I am silent as I stare hard at the cup glittering with sugar. This is advice, but it feels more like pressing my ear to the wall. I don’t want her to notice how closely I listen, or she might stop talking. What she says rings inside me like a spoon in a crystal glass. After years of assuming that the purpose of all this cooking and working-the purpose of everything, really-was to produce and grow babies, this is the first intimation I have heard of another way through life. It is the first time I’ve really understood that my aunt, with her houses filled with friends and siblings and servants and lovers, does not have children of her own.
I wish she’d write a whole memoir trailing Auntie Aya around, gleaning this kind of wisdom!
And of course, there’s the constant reckoning between two vastly different cultures. This plays out in her family interactions, but of course, it’s a foodoir, so the contrast is strong between the culinary elements as well. During their time in Jordan, she’s often jolted back to an American corner of her mind, and torn between her two homes.

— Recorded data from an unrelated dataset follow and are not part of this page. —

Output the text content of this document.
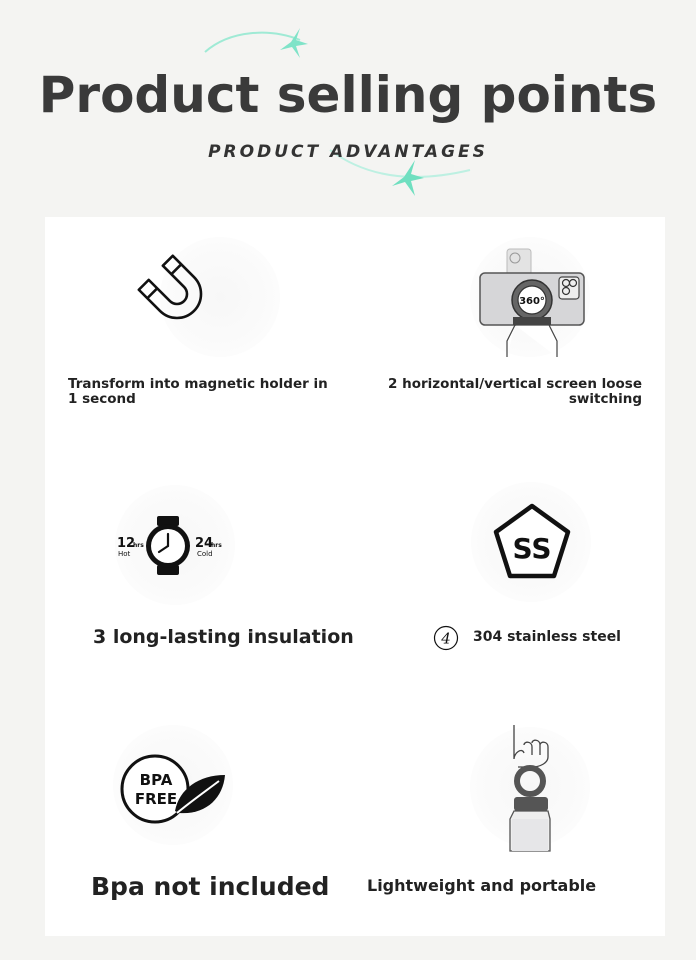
Product selling points
PRODUCT ADVANTAGES
Transform into magnetic holder in 1 second
360°
2 horizontal/vertical screen loose switching
12
hrs
Hot
24
hrs
Cold
3 long-lasting insulation
SS
4 304 stainless steel
BPA
FREE
Bpa not included	Lightweight and portable
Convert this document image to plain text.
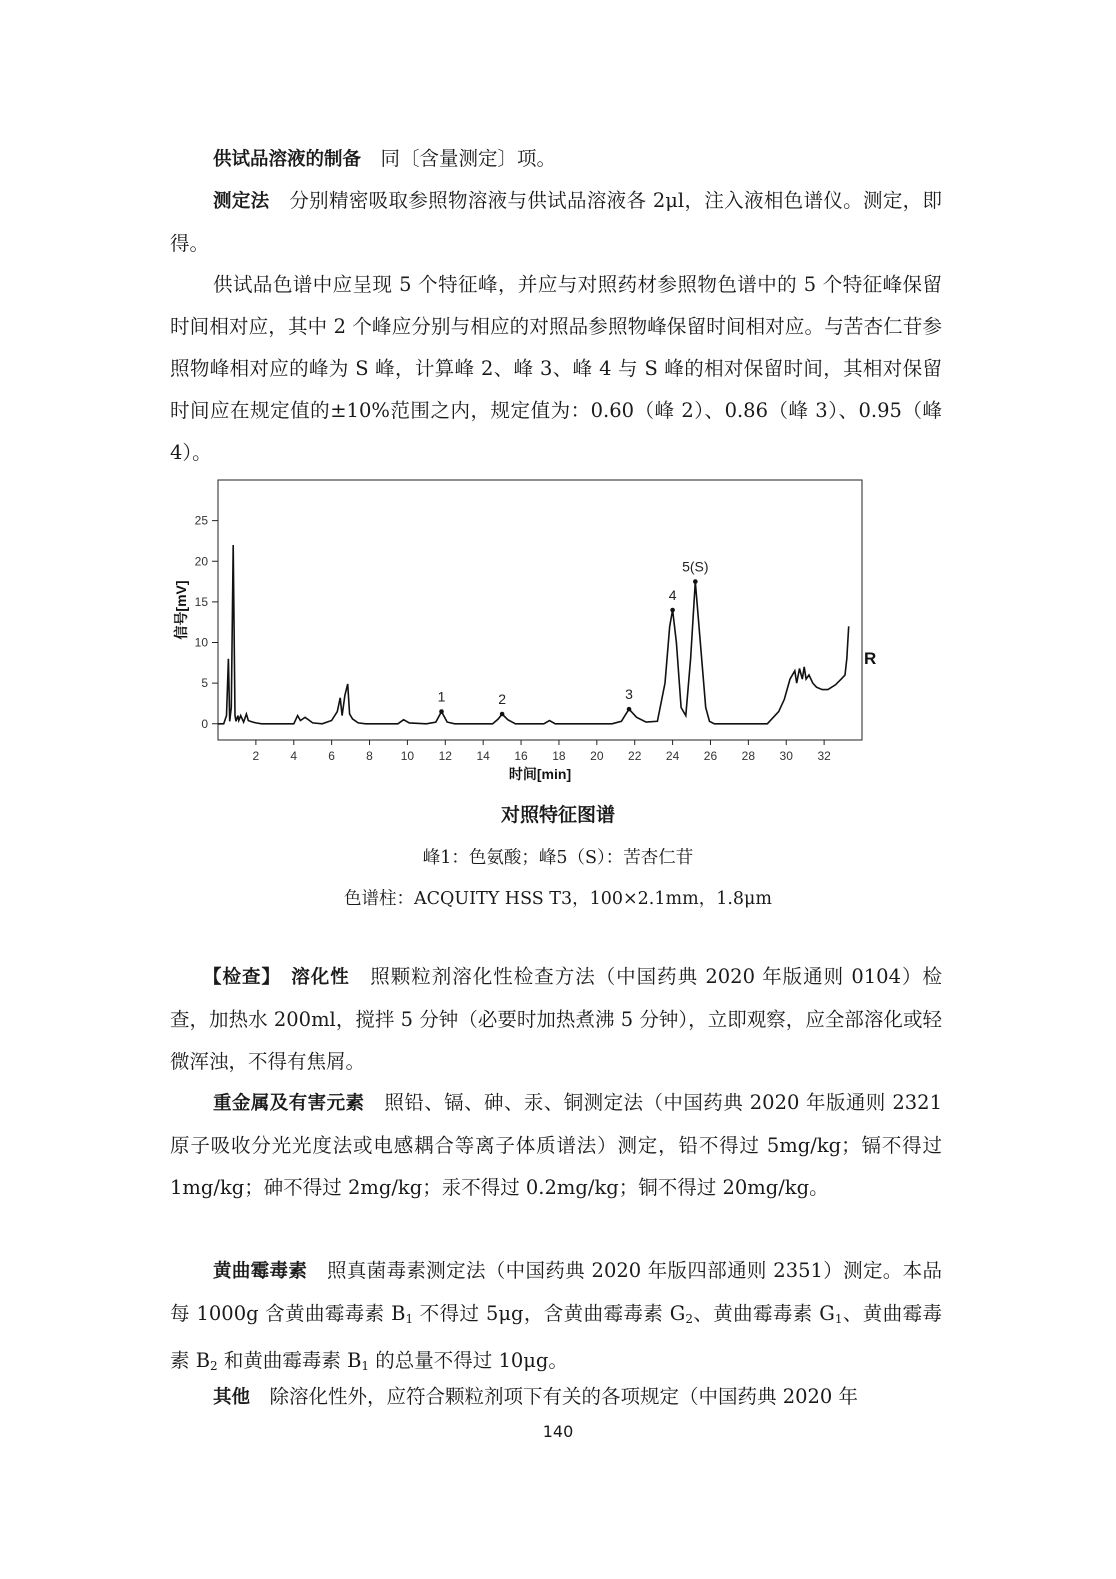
供试品溶液的制备　同〔含量测定〕项。

测定法　分别精密吸取参照物溶液与供试品溶液各 2μl，注入液相色谱仪。测定，即得。

供试品色谱中应呈现 5 个特征峰，并应与对照药材参照物色谱中的 5 个特征峰保留时间相对应，其中 2 个峰应分别与相应的对照品参照物峰保留时间相对应。与苦杏仁苷参照物峰相对应的峰为 S 峰，计算峰 2、峰 3、峰 4 与 S 峰的相对保留时间，其相对保留时间应在规定值的±10%范围之内，规定值为：0.60（峰 2）、0.86（峰 3）、0.95（峰 4）。

0
5
10
15
20
25
2	4	6	8 10 12 14 16 18 20 22 24 26 28 30 32
1	2	3
4
5(S)
信号[mV]
时间[min]
R
对照特征图谱
峰1：色氨酸；峰5（S）：苦杏仁苷
色谱柱：ACQUITY HSS T3，100×2.1mm，1.8μm

【检查】　溶化性　照颗粒剂溶化性检查方法（中国药典 2020 年版通则 0104）检查，加热水 200ml，搅拌 5 分钟（必要时加热煮沸 5 分钟），立即观察，应全部溶化或轻微浑浊，不得有焦屑。

重金属及有害元素　照铅、镉、砷、汞、铜测定法（中国药典 2020 年版通则 2321 原子吸收分光光度法或电感耦合等离子体质谱法）测定，铅不得过 5mg/kg；镉不得过 1mg/kg；砷不得过 2mg/kg；汞不得过 0.2mg/kg；铜不得过 20mg/kg。

黄曲霉毒素　照真菌毒素测定法（中国药典 2020 年版四部通则 2351）测定。本品每 1000g 含黄曲霉毒素 $B_1$ 不得过 5μg，含黄曲霉毒素 $G_2$、黄曲霉毒素 $G_1$、黄曲霉毒素 $B_2$ 和黄曲霉毒素 $B_1$ 的总量不得过 10μg。

其他　除溶化性外，应符合颗粒剂项下有关的各项规定（中国药典 2020 年

140
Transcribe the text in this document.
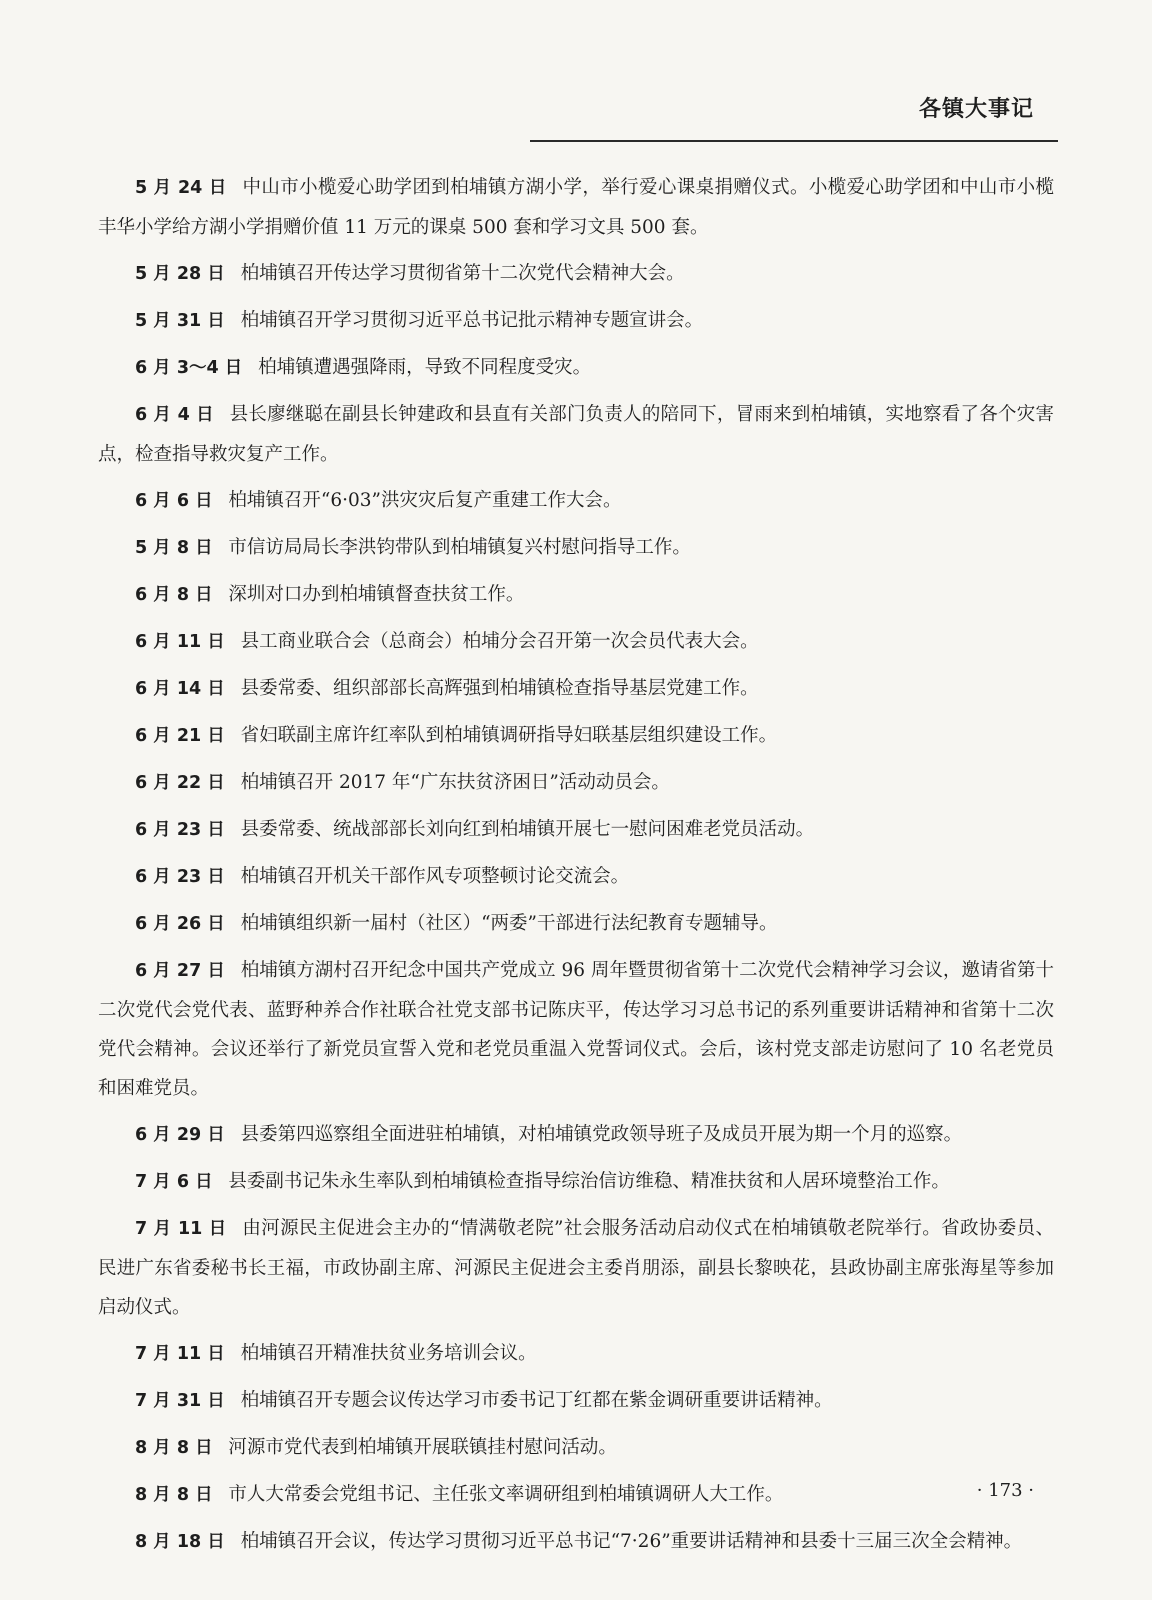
各镇大事记

5 月 24 日 中山市小榄爱心助学团到柏埔镇方湖小学，举行爱心课桌捐赠仪式。小榄爱心助学团和中山市小榄丰华小学给方湖小学捐赠价值 11 万元的课桌 500 套和学习文具 500 套。

5 月 28 日 柏埔镇召开传达学习贯彻省第十二次党代会精神大会。

5 月 31 日 柏埔镇召开学习贯彻习近平总书记批示精神专题宣讲会。

6 月 3～4 日 柏埔镇遭遇强降雨，导致不同程度受灾。

6 月 4 日 县长廖继聪在副县长钟建政和县直有关部门负责人的陪同下，冒雨来到柏埔镇，实地察看了各个灾害点，检查指导救灾复产工作。

6 月 6 日 柏埔镇召开“6·03”洪灾灾后复产重建工作大会。

5 月 8 日 市信访局局长李洪钧带队到柏埔镇复兴村慰问指导工作。

6 月 8 日 深圳对口办到柏埔镇督查扶贫工作。

6 月 11 日 县工商业联合会（总商会）柏埔分会召开第一次会员代表大会。

6 月 14 日 县委常委、组织部部长高辉强到柏埔镇检查指导基层党建工作。

6 月 21 日 省妇联副主席许红率队到柏埔镇调研指导妇联基层组织建设工作。

6 月 22 日 柏埔镇召开 2017 年“广东扶贫济困日”活动动员会。

6 月 23 日 县委常委、统战部部长刘向红到柏埔镇开展七一慰问困难老党员活动。

6 月 23 日 柏埔镇召开机关干部作风专项整顿讨论交流会。

6 月 26 日 柏埔镇组织新一届村（社区）“两委”干部进行法纪教育专题辅导。

6 月 27 日 柏埔镇方湖村召开纪念中国共产党成立 96 周年暨贯彻省第十二次党代会精神学习会议，邀请省第十二次党代会党代表、蓝野种养合作社联合社党支部书记陈庆平，传达学习习总书记的系列重要讲话精神和省第十二次党代会精神。会议还举行了新党员宣誓入党和老党员重温入党誓词仪式。会后，该村党支部走访慰问了 10 名老党员和困难党员。

6 月 29 日 县委第四巡察组全面进驻柏埔镇，对柏埔镇党政领导班子及成员开展为期一个月的巡察。

7 月 6 日 县委副书记朱永生率队到柏埔镇检查指导综治信访维稳、精准扶贫和人居环境整治工作。

7 月 11 日 由河源民主促进会主办的“情满敬老院”社会服务活动启动仪式在柏埔镇敬老院举行。省政协委员、民进广东省委秘书长王福，市政协副主席、河源民主促进会主委肖朋添，副县长黎映花，县政协副主席张海星等参加启动仪式。

7 月 11 日 柏埔镇召开精准扶贫业务培训会议。

7 月 31 日 柏埔镇召开专题会议传达学习市委书记丁红都在紫金调研重要讲话精神。

8 月 8 日 河源市党代表到柏埔镇开展联镇挂村慰问活动。

8 月 8 日 市人大常委会党组书记、主任张文率调研组到柏埔镇调研人大工作。

8 月 18 日 柏埔镇召开会议，传达学习贯彻习近平总书记“7·26”重要讲话精神和县委十三届三次全会精神。

· 173 ·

“When these reminders occur, I stop and think: Am I still an American? And it confuses me, because it seems like a kind of unbecoming or rebecoming – to turn into this other Diana – pronounced Dee-ahna, a Jordanian girl who has forgotten the taste of fluffernutter sandwiches or Hershey’s bars. But sometimes there are hints of other places. For example, there is a swanky hotel in the middle of town where we go to buy the American newspapers. In their carpeted lobby with the wrought-iron tables and chars, they serve tea in china cups, alongside blue-and-white plates filled with hard cookies that taste of a million miles away.”
Despite being a woman’s coming of age stories, there’s nothing chick-lit about it, which was my fear when I started. I couldn’t have been more wrong. Even when describing her father’s hilarious reaction to a boy from her high school English class who drops by their home unannounced, and her mortification at her dad’s strict traditionalism in terms of Arab girls and American customs, there’s nothing fluffy about it. The ever-present sense of humor was smart and refreshing.
Why must there be only one home! Surely there is no one as bad, as heartbroken, as hopeless at saying good-bye as I am.
She’s not alone, and others are just as bad as she is. It’s nice to read a reminder from someone else’s life, that we’re not alone in this.